Cannabis Talk 101 on iHeartRadio
Cannabinoids 101: A Beginner's Guide to THC

Cannabinoids 101: A Beginner’s Guide to THC

What is THC?

Tetrahydrocannabinol or simply, THC is one of many cannabinoids found in cannabis. It is well-known for its “high” effects and is one of the most popular cannabinoids. Cannabis refers to a group of three plants known as Cannabis sativa (including Hemp, a botanical class of Cannabis sativa), Cannabis indica, and Cannabis ruderalis. And THC is well known as the compound responsible for most of cannabis’ psychological effects.

THC is chemically similar to the body’s naturally produced endocannabinoids.


When THC enters the body, it interacts with the endocannabinoid system or ECS. It is a complex cell-signaling system present nearly everywhere in the human body. It is made up of three components: endocannabinoids, receptors, and enzymes. These elements work together to help regulate a range of processes and functions in our body such as mood, memory, sleep, appetite, and more.

So, what causes the “high”?

First, we need to know what are cannabinoid receptors. Also known as the CB1 and CB2 receptors, they are also found throughout the body. CB1 is mainly present in the central nervous system while CB2 is densely packed in the peripheral nervous system. THC attaches and activates both of these receptors. As a result, it affects memory, pleasure, movements, thinking, concentration, coordination, and sensory and time perception.


Scientists have identified at least 113 different chemicals in the cannabis plant. Aside from THC, CBD is also one of the most popular cannabinoids. And while THC is known to cause a person to experience a high, CBD won’t.

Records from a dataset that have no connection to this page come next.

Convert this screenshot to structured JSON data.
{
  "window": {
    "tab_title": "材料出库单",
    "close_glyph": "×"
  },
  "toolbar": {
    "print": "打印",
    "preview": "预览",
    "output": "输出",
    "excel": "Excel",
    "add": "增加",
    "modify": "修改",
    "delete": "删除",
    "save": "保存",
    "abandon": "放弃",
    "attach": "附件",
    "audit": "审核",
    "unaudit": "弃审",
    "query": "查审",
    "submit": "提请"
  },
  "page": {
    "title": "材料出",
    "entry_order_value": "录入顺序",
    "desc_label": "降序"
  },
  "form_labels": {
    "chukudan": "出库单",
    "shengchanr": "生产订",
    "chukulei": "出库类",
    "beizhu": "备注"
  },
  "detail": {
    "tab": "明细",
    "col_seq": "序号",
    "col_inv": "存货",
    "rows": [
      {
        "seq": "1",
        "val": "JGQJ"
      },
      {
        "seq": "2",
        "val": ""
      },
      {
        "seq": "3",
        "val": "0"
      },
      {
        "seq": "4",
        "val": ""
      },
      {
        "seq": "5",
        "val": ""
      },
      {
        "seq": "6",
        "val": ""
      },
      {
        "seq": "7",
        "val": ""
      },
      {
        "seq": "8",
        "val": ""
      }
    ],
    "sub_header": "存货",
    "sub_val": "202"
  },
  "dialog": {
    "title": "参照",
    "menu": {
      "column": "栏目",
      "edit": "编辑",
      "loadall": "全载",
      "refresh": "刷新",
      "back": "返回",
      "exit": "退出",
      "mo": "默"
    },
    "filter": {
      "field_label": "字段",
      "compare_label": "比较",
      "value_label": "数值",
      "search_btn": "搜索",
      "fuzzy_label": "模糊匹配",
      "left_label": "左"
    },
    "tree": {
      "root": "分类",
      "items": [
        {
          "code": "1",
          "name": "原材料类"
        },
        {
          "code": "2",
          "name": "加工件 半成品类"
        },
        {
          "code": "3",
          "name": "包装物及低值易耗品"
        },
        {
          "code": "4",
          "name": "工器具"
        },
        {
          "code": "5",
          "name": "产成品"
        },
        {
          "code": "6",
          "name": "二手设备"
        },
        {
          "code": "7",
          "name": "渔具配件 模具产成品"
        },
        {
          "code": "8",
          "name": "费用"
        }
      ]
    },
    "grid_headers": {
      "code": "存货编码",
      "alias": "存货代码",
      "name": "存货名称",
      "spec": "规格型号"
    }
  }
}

This is because when consumed, THC binds itself and almost mimics the body’s endocannabinoids while CBD is known to support ECS in regulating key bodily functions.

Is THC legal?

Currently, federal and state marijuana laws may conflict with each other. It is because, under federal law, it is illegal to grow, buy, sell, or carry cannabis with more than 0.3% of THC. However, a handful of states have passed laws allowing its use as a treatment for certain medical conditions. In addition, several states and the District of Columbia have also legalized cannabis for adult recreational use.

So before you try to buy products containing THC, it’s important to research your state’s laws.